In the I.T. world of today, robust and secure applications are becoming more and more important. Many business processes no longer work without I.T. and the dependence of businesses on their I.T. has grown tremendously, meaning we need robust and maintainable applications. An important requirement is to have standards and guidelines, which make it possible to maintain source code created by a number of people quickly and easily. This forms the basis of well functioning off- or on-shoring strategy, as it allows quality assurance to be carried out efficiently at the source.
Good standards and guidelines are based on the wealth of experience and knowledge gained from past (and future?) problems, such as those, which can arise in a cloud environment, for example.
Chairman of the Board of Directors
The Oracle Database Developer community is made stronger by resources freely shared by experts around the world, such as the Trivadis Coding Guidelines. If you have not yet adopted standards for writing SQL and PL/SQL in your applications, this is a great place to start.
Team Lead, Oracle Developer Advocates
Coding Guidelines are a crucial part of software development. It is a matter of fact, that code is more often read than written – therefore we should take efforts to ease the work of the reader, which is not necessarily the author.
I am convinced that this standard may be a good starting point for your own guidelines.
finnova AG Bankware
The Trivadis PL/SQL & SQL Coding Guidelines are licensed under the Apache License, Version 2.0. You may obtain a copy of the License at http://www.apache.org/licenses/LICENSE-2.0.
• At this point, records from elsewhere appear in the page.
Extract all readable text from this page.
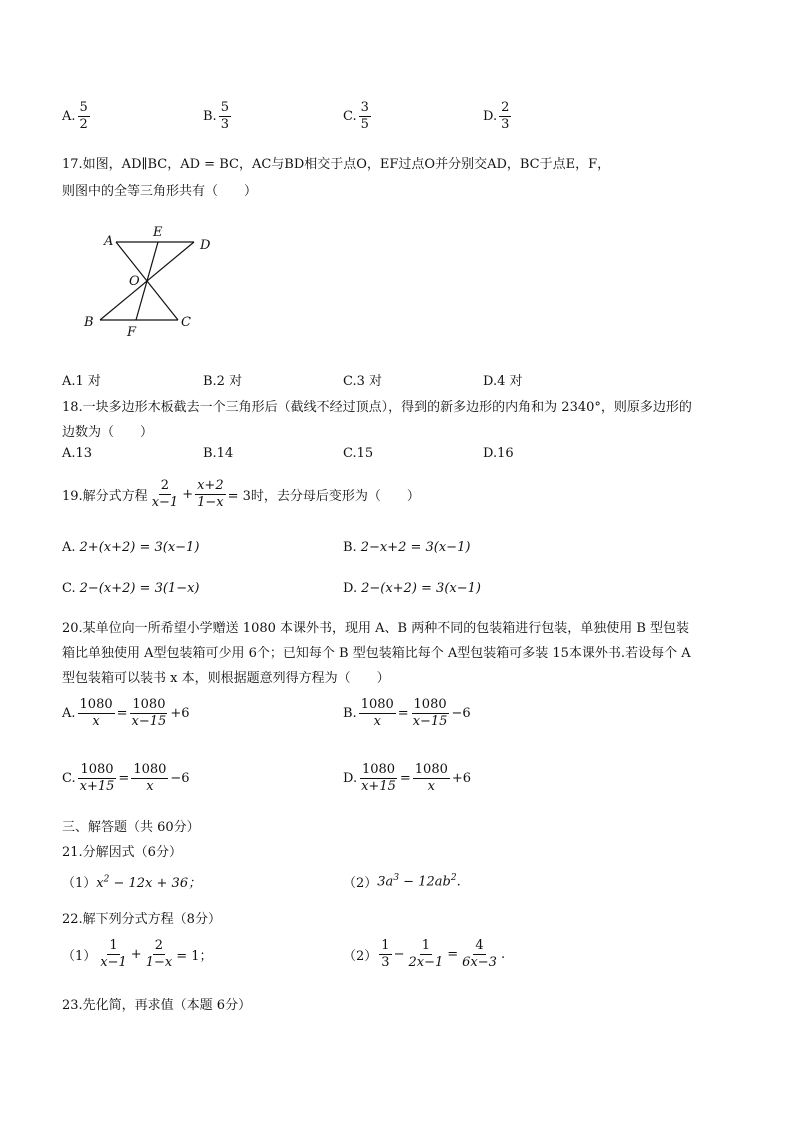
A. $\frac{5}{2}$	B. $\frac{5}{3}$	C. $\frac{3}{5}$	D. $\frac{2}{3}$
17.如图，AD∥BC，AD = BC，AC与BD相交于点O，EF过点O并分别交AD，BC于点E，F，
则图中的全等三角形共有（　　）
A
E
D
O
B
F
C
A.1 对	B.2 对	C.3 对	D.4 对
18.一块多边形木板截去一个三角形后（截线不经过顶点），得到的新多边形的内角和为 2340°，则原多边形的
边数为（　　）
A.13	B.14	C.15	D.16
19.解分式方程 $\frac{2}{x-1} + \frac{x+2}{1-x} = 3$时，去分母后变形为（　　）
A. 2+(x+2) = 3(x−1)	B. 2−x+2 = 3(x−1)
C. 2−(x+2) = 3(1−x)	D. 2−(x+2) = 3(x−1)
20.某单位向一所希望小学赠送 1080 本课外书，现用 A、B 两种不同的包装箱进行包装，单独使用 B 型包装
箱比单独使用 A型包装箱可少用 6个；已知每个 B 型包装箱比每个 A型包装箱可多装 15本课外书.若设每个 A
型包装箱可以装书 x 本，则根据题意列得方程为（　　）
A. $\frac{1080}{x} = \frac{1080}{x-15} +6$	B. $\frac{1080}{x} = \frac{1080}{x-15} -6$
C. $\frac{1080}{x+15} = \frac{1080}{x} -6$	D. $\frac{1080}{x+15} = \frac{1080}{x} +6$
三、解答题（共 60分）
21.分解因式（6分）
（1） $x^2 - 12x + 36$；	（2） $3a^3 - 12ab^2$.
22.解下列分式方程（8分）
$(1) \frac{1}{x-1} + \frac{2}{1-x} = 1$；	$(2) \frac{1}{3} - \frac{1}{2x-1} = \frac{4}{6x-3}$ .
23.先化简，再求值（本题 6分）
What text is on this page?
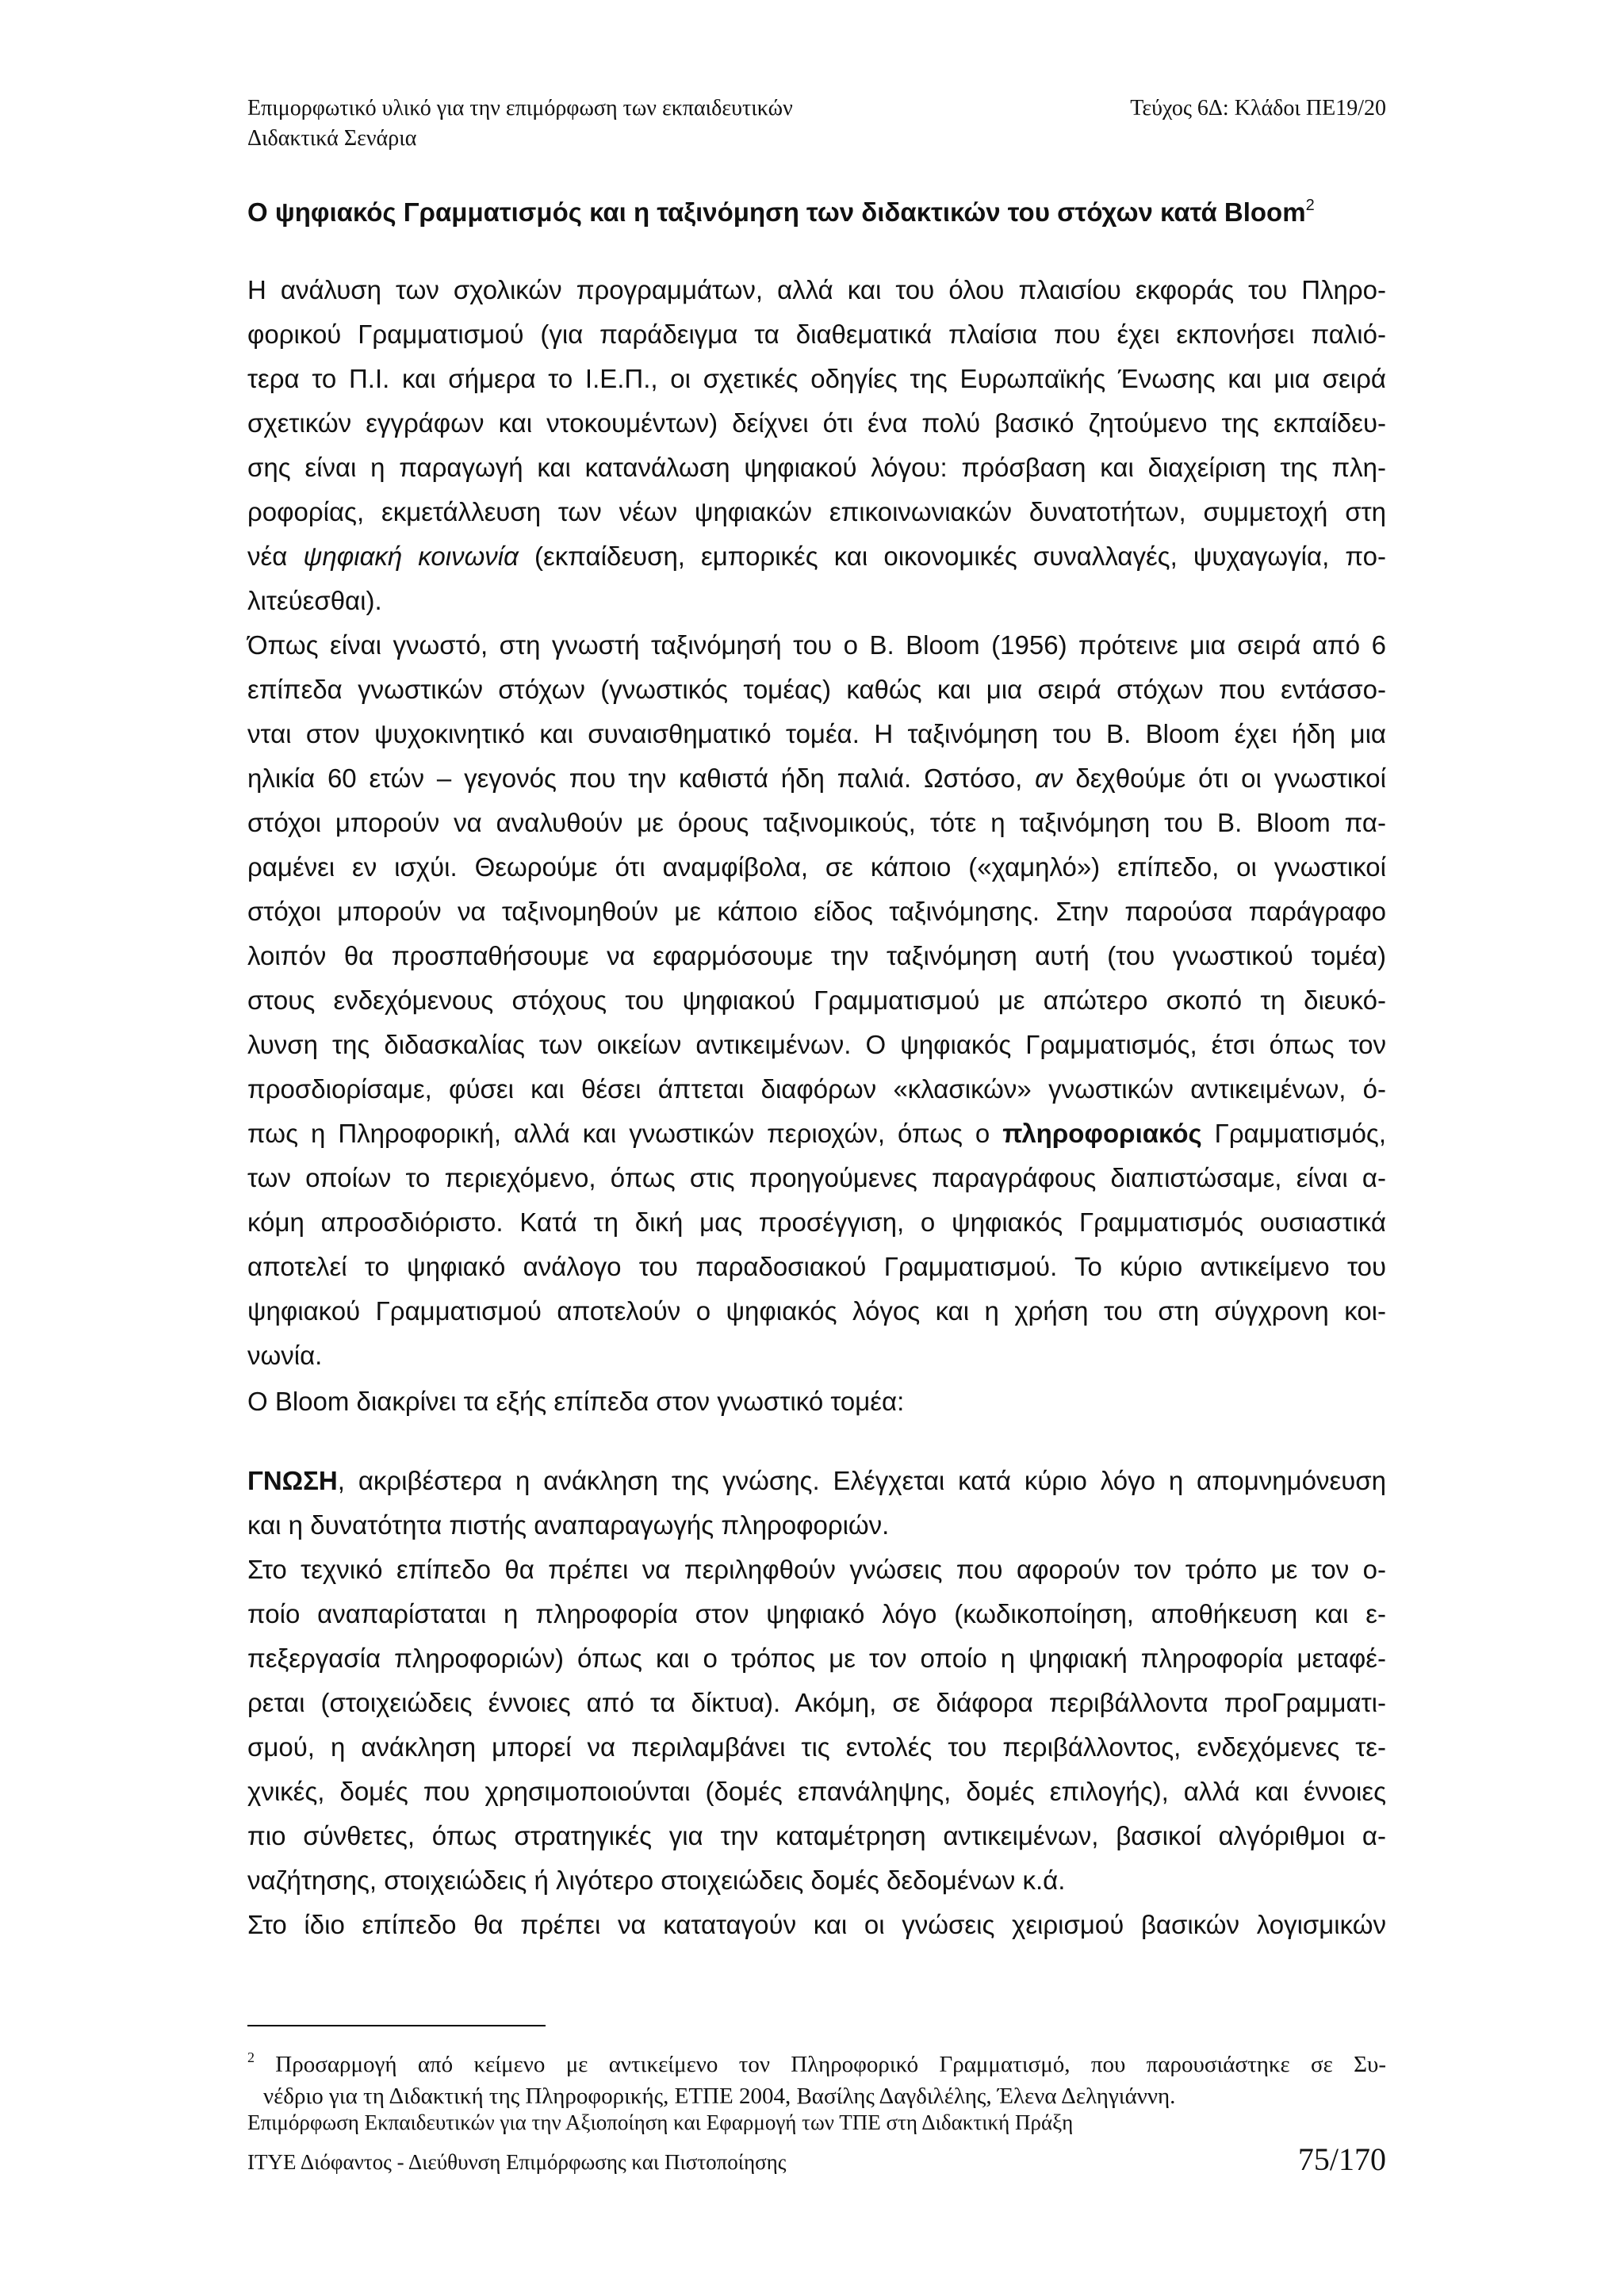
Επιμορφωτικό υλικό για την επιμόρφωση των εκπαιδευτικών	Τεύχος 6Δ: Κλάδοι ΠΕ19/20
Διδακτικά Σενάρια
Ο ψηφιακός Γραμματισμός και η ταξινόμηση των διδακτικών του στόχων κατά Bloom$^2$
Η ανάλυση των σχολικών προγραμμάτων, αλλά και του όλου πλαισίου εκφοράς του Πληρο-
φορικού Γραμματισμού (για παράδειγμα τα διαθεματικά πλαίσια που έχει εκπονήσει παλιό-
τερα το Π.Ι. και σήμερα το Ι.Ε.Π., οι σχετικές οδηγίες της Ευρωπαϊκής Ένωσης και μια σειρά
σχετικών εγγράφων και ντοκουμέντων) δείχνει ότι ένα πολύ βασικό ζητούμενο της εκπαίδευ-
σης είναι η παραγωγή και κατανάλωση ψηφιακού λόγου: πρόσβαση και διαχείριση της πλη-
ροφορίας, εκμετάλλευση των νέων ψηφιακών επικοινωνιακών δυνατοτήτων, συμμετοχή στη
νέα ψηφιακή κοινωνία (εκπαίδευση, εμπορικές και οικονομικές συναλλαγές, ψυχαγωγία, πο-
λιτεύεσθαι).
Όπως είναι γνωστό, στη γνωστή ταξινόμησή του ο B. Bloom (1956) πρότεινε μια σειρά από 6
επίπεδα γνωστικών στόχων (γνωστικός τομέας) καθώς και μια σειρά στόχων που εντάσσο-
νται στον ψυχοκινητικό και συναισθηματικό τομέα. Η ταξινόμηση του B. Bloom έχει ήδη μια
ηλικία 60 ετών – γεγονός που την καθιστά ήδη παλιά. Ωστόσο, αν δεχθούμε ότι οι γνωστικοί
στόχοι μπορούν να αναλυθούν με όρους ταξινομικούς, τότε η ταξινόμηση του B. Bloom πα-
ραμένει εν ισχύι. Θεωρούμε ότι αναμφίβολα, σε κάποιο («χαμηλό») επίπεδο, οι γνωστικοί
στόχοι μπορούν να ταξινομηθούν με κάποιο είδος ταξινόμησης. Στην παρούσα παράγραφο
λοιπόν θα προσπαθήσουμε να εφαρμόσουμε την ταξινόμηση αυτή (του γνωστικού τομέα)
στους ενδεχόμενους στόχους του ψηφιακού Γραμματισμού με απώτερο σκοπό τη διευκό-
λυνση της διδασκαλίας των οικείων αντικειμένων. Ο ψηφιακός Γραμματισμός, έτσι όπως τον
προσδιορίσαμε, φύσει και θέσει άπτεται διαφόρων «κλασικών» γνωστικών αντικειμένων, ό-
πως η Πληροφορική, αλλά και γνωστικών περιοχών, όπως ο πληροφοριακός Γραμματισμός,
των οποίων το περιεχόμενο, όπως στις προηγούμενες παραγράφους διαπιστώσαμε, είναι α-
κόμη απροσδιόριστο. Κατά τη δική μας προσέγγιση, ο ψηφιακός Γραμματισμός ουσιαστικά
αποτελεί το ψηφιακό ανάλογο του παραδοσιακού Γραμματισμού. Το κύριο αντικείμενο του
ψηφιακού Γραμματισμού αποτελούν ο ψηφιακός λόγος και η χρήση του στη σύγχρονη κοι-
νωνία.
Ο Bloom διακρίνει τα εξής επίπεδα στον γνωστικό τομέα:
ΓΝΩΣΗ, ακριβέστερα η ανάκληση της γνώσης. Ελέγχεται κατά κύριο λόγο η απομνημόνευση
και η δυνατότητα πιστής αναπαραγωγής πληροφοριών.
Στο τεχνικό επίπεδο θα πρέπει να περιληφθούν γνώσεις που αφορούν τον τρόπο με τον ο-
ποίο αναπαρίσταται η πληροφορία στον ψηφιακό λόγο (κωδικοποίηση, αποθήκευση και ε-
πεξεργασία πληροφοριών) όπως και ο τρόπος με τον οποίο η ψηφιακή πληροφορία μεταφέ-
ρεται (στοιχειώδεις έννοιες από τα δίκτυα). Ακόμη, σε διάφορα περιβάλλοντα προΓραμματι-
σμού, η ανάκληση μπορεί να περιλαμβάνει τις εντολές του περιβάλλοντος, ενδεχόμενες τε-
χνικές, δομές που χρησιμοποιούνται (δομές επανάληψης, δομές επιλογής), αλλά και έννοιες
πιο σύνθετες, όπως στρατηγικές για την καταμέτρηση αντικειμένων, βασικοί αλγόριθμοι α-
ναζήτησης, στοιχειώδεις ή λιγότερο στοιχειώδεις δομές δεδομένων κ.ά.
Στο ίδιο επίπεδο θα πρέπει να καταταγούν και οι γνώσεις χειρισμού βασικών λογισμικών
$^2$ Προσαρμογή από κείμενο με αντικείμενο τον Πληροφορικό Γραμματισμό, που παρουσιάστηκε σε Συ-
νέδριο για τη Διδακτική της Πληροφορικής, ΕΤΠΕ 2004, Βασίλης Δαγδιλέλης, Έλενα Δεληγιάννη.
Επιμόρφωση Εκπαιδευτικών για την Αξιοποίηση και Εφαρμογή των ΤΠΕ στη Διδακτική Πράξη
ΙΤΥΕ Διόφαντος - Διεύθυνση Επιμόρφωσης και Πιστοποίησης	75/170
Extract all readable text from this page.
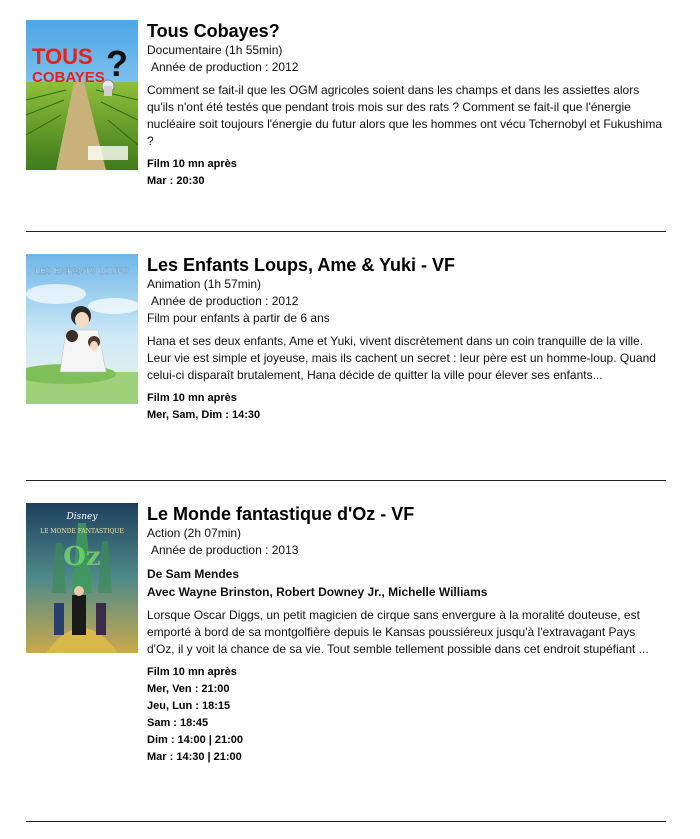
TOUS
COBAYES ?
Tous Cobayes?
Documentaire (1h 55min)
Année de production : 2012

Comment se fait-il que les OGM agricoles soient dans les champs et dans les assiettes alors qu'ils n'ont été testés que pendant trois mois sur des rats ? Comment se fait-il que l'énergie nucléaire soit toujours l'énergie du futur alors que les hommes ont vécu Tchernobyl et Fukushima ?

Film 10 mn après
Mar : 20:30
LES ENFANTS LOUPS Les Enfants Loups, Ame & Yuki - VF
Animation (1h 57min)
Année de production : 2012
Film pour enfants à partir de 6 ans

Hana et ses deux enfants, Ame et Yuki, vivent discrètement dans un coin tranquille de la ville. Leur vie est simple et joyeuse, mais ils cachent un secret : leur père est un homme-loup. Quand celui-ci disparaît brutalement, Hana décide de quitter la ville pour élever ses enfants...

Film 10 mn après
Mer, Sam, Dim : 14:30
Disney
LE MONDE FANTASTIQUE
Oz
Le Monde fantastique d'Oz - VF
Action (2h 07min)
Année de production : 2013
De Sam Mendes
Avec Wayne Brinston, Robert Downey Jr., Michelle Williams

Lorsque Oscar Diggs, un petit magicien de cirque sans envergure à la moralité douteuse, est emporté à bord de sa montgolfière depuis le Kansas poussiéreux jusqu'à l'extravagant Pays d'Oz, il y voit la chance de sa vie. Tout semble tellement possible dans cet endroit stupéfiant ...

Film 10 mn après
Mer, Ven : 21:00
Jeu, Lun : 18:15
Sam : 18:45
Dim : 14:00 | 21:00
Mar : 14:30 | 21:00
All terms that are known trademarks or service marks have been capitalized. All trademarks are the property of their respective owners.
The authors and publisher shall have neither liability nor responsibility to any person or entity with respect to the loss or damages arising from the information contained in this work. This work may include inaccuracies or typographical errors and solely represent the opinions of the authors. Changes are periodically made to this document without notice. The authors reserve the right to revise this document at any time without notice.
The first version of these guidelines was compiled by Roger Troller on March 17, 2009. Jörn Kulessa, Daniela Reiner, Richard Bushnell, Andreas Flubacher and Thomas Mauch helped Roger complete version 1.2 until August 21, 2009. This was the first GA version. The handy printed version in A5 format was distributed free of charge at the DOAG Annual Conference and on other occasions. Since then Roger updated the guidelines regularily. Philipp Salvisberg was involved in the review process for version 3.0 which was a major update. Philipp took the lead, after Roger left Trivadis in 2016.
Since July, 7 2018 these guidelines are hosted on GitHub. Ready to be enhanced by the community and forked to fit specific needs.